Cunningham Hall added that the hepatitis C timeline is somewhat flexible, and that the exact timing will be dictated by Tacere’s fundraising efforts.
“With [systemic] RNAi drugs at this stage … you’re starting to get into the relatively expensive external studies [such as] rat tox studies and … chimps,” she said. “We would hope to be filing an IND by the end of 2008 with the RNAi drug, but that will largely be dictated by funding — how quickly we close the Series A.”
Cunningham Hall also said a key lesson taken from her time with Benitec was that while the public markets provide a handy source of financing, being public can prove overwhelming for a small biotech.
“It’s good for us to have been able to take a step back and synthesize everything we’ve learned over the past several years with fundraising around RNA interference, the interest in it, the excitement that continues,” she said.
Through Tacere, the company’s co-founders have been able to “take that into a new structure — [one that is] private, venture-backed, where we’re not going to have the same pressures as a public company of having to do a lot of deals to keep investors engaged.”
Having experienced those pressures firsthand, “we’ve chosen to stay private, stay focused on hitting clinical milestones, and not have to worry about PR,” she added.
If we “were able to take the clinical program [in hepatitis C] … and put it into a more investable vehicle, there would be [financial] backing in the US. That’s essentially what we’ve done.” |
Not Just RNAi
Cunningham Hall said that although TT-033i would be Tacere’s primary in-house focus, the company will also explore small molecules for hepatitis C.
“We are in the process of putting together a strategic alliance with another company that we’ve worked with off and on over the past couple of years, which is an infectious disease company that has a drug in phase IIb for HIV,” she said.
“They also have some hepatitis C [small molecule] compounds, [and] while they’re very strong in the chemistry and clinical side of things, we’re much stronger on the biology side and on hepatitis C,” she added. “So we’re doing a strategic alliance with them looking to move forward a number of small-molecule compounds targeting hepatitis C.”
Cunningham Hall didn’t specify which company Tacere would be working with, but said that an announcement about the partnership would be forthcoming.
“We recognized that our core competence isn’t just RNAi, but hepatitis C — we spent so much time working on that as a clinical indication that we knew a lot about it as a disease target,” she explained. As such, “we really didn’t need to be limited as far as therapeutic modality.”
She noted that through this strategic alliance, “it will take us about six months to get a lead [small-molecule] compound. At that point, it would be lead optimization and [timing becomes] hard to predict.
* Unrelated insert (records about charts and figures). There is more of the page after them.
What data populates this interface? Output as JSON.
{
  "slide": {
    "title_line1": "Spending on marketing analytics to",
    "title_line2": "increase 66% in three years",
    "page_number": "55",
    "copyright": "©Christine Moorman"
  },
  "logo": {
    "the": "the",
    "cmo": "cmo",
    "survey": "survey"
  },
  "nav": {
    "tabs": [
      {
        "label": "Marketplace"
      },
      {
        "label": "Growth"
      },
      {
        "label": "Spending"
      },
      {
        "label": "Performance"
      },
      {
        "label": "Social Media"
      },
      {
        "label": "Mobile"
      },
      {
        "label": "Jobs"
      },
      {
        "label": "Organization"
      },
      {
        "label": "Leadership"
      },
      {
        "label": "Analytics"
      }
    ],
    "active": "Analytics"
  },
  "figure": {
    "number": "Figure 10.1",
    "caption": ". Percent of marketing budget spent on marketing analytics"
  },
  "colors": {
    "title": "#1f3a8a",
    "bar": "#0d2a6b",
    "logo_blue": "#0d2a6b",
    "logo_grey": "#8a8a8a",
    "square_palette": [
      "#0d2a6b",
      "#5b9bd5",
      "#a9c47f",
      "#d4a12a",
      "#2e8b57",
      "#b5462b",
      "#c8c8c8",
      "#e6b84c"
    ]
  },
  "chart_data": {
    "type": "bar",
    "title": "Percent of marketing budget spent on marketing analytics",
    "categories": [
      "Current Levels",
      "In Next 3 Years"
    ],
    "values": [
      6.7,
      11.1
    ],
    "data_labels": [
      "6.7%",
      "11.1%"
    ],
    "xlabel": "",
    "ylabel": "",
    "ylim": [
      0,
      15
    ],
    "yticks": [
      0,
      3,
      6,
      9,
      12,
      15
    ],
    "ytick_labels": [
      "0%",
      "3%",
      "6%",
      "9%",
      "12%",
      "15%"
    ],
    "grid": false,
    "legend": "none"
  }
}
We’re looking at compounds from several different libraries and they’re fairly undecorated, as it were, so from a lead optimization standpoint there are a lot of available sites to tweak,” she said. “That will really dictate the pace of how fast they go into the clinic.”
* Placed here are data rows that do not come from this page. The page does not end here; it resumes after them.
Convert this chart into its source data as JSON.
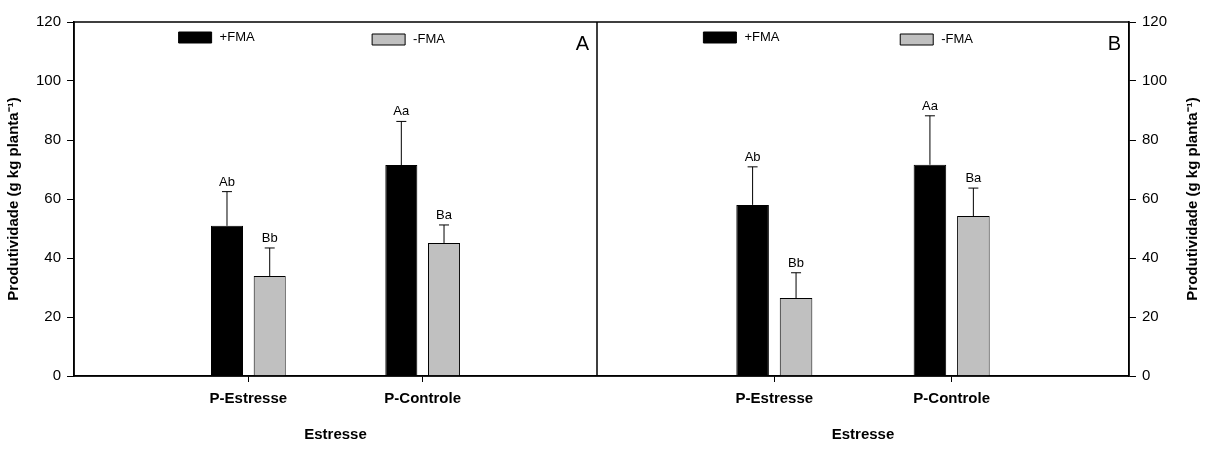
{
  "chart_data": [
    {
      "type": "bar",
      "title": "A",
      "xlabel": "Estresse",
      "ylabel": "Produtividade (g kg planta⁻¹)",
      "categories": [
        "P-Estresse",
        "P-Controle"
      ],
      "series": [
        {
          "name": "+FMA",
          "color": "#000000",
          "values": [
            50.9,
            71.5
          ],
          "errors": [
            [
              50.9,
              62.5
            ],
            [
              71.5,
              86.3
            ]
          ]
        },
        {
          "name": "-FMA",
          "color": "#c0c0c0",
          "values": [
            33.9,
            45.1
          ],
          "errors": [
            [
              33.9,
              43.4
            ],
            [
              45.1,
              51.2
            ]
          ]
        }
      ],
      "ylim": [
        0,
        120
      ],
      "yticks": [
        0,
        20,
        40,
        60,
        80,
        100,
        120
      ],
      "grid": false,
      "legend": "top",
      "annotations": [
        "Ab",
        "Bb",
        "Aa",
        "Ba"
      ]
    },
    {
      "type": "bar",
      "title": "B",
      "xlabel": "Estresse",
      "ylabel": "Produtividade (g kg planta⁻¹)",
      "categories": [
        "P-Estresse",
        "P-Controle"
      ],
      "series": [
        {
          "name": "+FMA",
          "color": "#000000",
          "values": [
            58.0,
            71.6
          ],
          "errors": [
            [
              58.0,
              70.9
            ],
            [
              71.6,
              88.2
            ]
          ]
        },
        {
          "name": "-FMA",
          "color": "#c0c0c0",
          "values": [
            26.4,
            54.2
          ],
          "errors": [
            [
              26.4,
              35.0
            ],
            [
              54.2,
              63.7
            ]
          ]
        }
      ],
      "ylim": [
        0,
        120
      ],
      "yticks": [
        0,
        20,
        40,
        60,
        80,
        100,
        120
      ],
      "grid": false,
      "legend": "top",
      "annotations": [
        "Ab",
        "Bb",
        "Aa",
        "Ba"
      ]
    }
  ]
}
Despite its inclusion of small molecules into its pipeline, Tacere hasn’t ruled out a future in RNAi, Cunningham Hall said.
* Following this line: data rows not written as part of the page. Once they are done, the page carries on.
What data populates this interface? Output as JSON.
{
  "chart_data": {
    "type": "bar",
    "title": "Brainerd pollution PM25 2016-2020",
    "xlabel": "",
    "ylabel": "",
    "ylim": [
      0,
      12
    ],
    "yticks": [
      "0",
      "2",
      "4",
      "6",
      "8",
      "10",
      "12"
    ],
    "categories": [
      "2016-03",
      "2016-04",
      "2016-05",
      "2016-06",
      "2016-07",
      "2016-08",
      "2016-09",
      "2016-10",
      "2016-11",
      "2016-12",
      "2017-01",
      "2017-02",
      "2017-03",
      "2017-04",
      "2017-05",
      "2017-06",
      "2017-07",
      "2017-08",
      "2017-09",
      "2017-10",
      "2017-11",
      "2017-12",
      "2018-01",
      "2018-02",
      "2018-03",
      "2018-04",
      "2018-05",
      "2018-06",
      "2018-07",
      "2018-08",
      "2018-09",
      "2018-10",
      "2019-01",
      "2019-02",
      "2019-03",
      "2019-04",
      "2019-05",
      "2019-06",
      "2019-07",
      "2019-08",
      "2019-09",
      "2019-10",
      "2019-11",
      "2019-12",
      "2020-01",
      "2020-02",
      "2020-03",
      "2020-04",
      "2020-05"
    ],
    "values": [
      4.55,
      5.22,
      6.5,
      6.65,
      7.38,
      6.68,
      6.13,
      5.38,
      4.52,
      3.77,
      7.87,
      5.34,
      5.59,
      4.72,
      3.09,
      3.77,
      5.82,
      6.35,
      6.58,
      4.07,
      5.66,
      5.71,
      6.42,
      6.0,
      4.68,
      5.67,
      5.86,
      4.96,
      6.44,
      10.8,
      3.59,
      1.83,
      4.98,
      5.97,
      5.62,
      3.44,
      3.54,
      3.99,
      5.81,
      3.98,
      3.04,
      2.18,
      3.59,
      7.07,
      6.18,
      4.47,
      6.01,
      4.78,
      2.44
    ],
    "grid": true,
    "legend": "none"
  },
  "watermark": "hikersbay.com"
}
“We know RNAi well and we know hep C, and I think it’s going to come down to whether we come out with a really good lead compound from the small-molecule side, [in which case] we’ll stay more focused” on hepatitis C, she said. “But we also have connections within RNAi, and there are certainly indications that aren’t being pursued right now that could be.”
As such, “I wouldn’t rule out” other RNAi programs, she said. “We know and love the RNAi world and definitely believe in the potential of the technology.”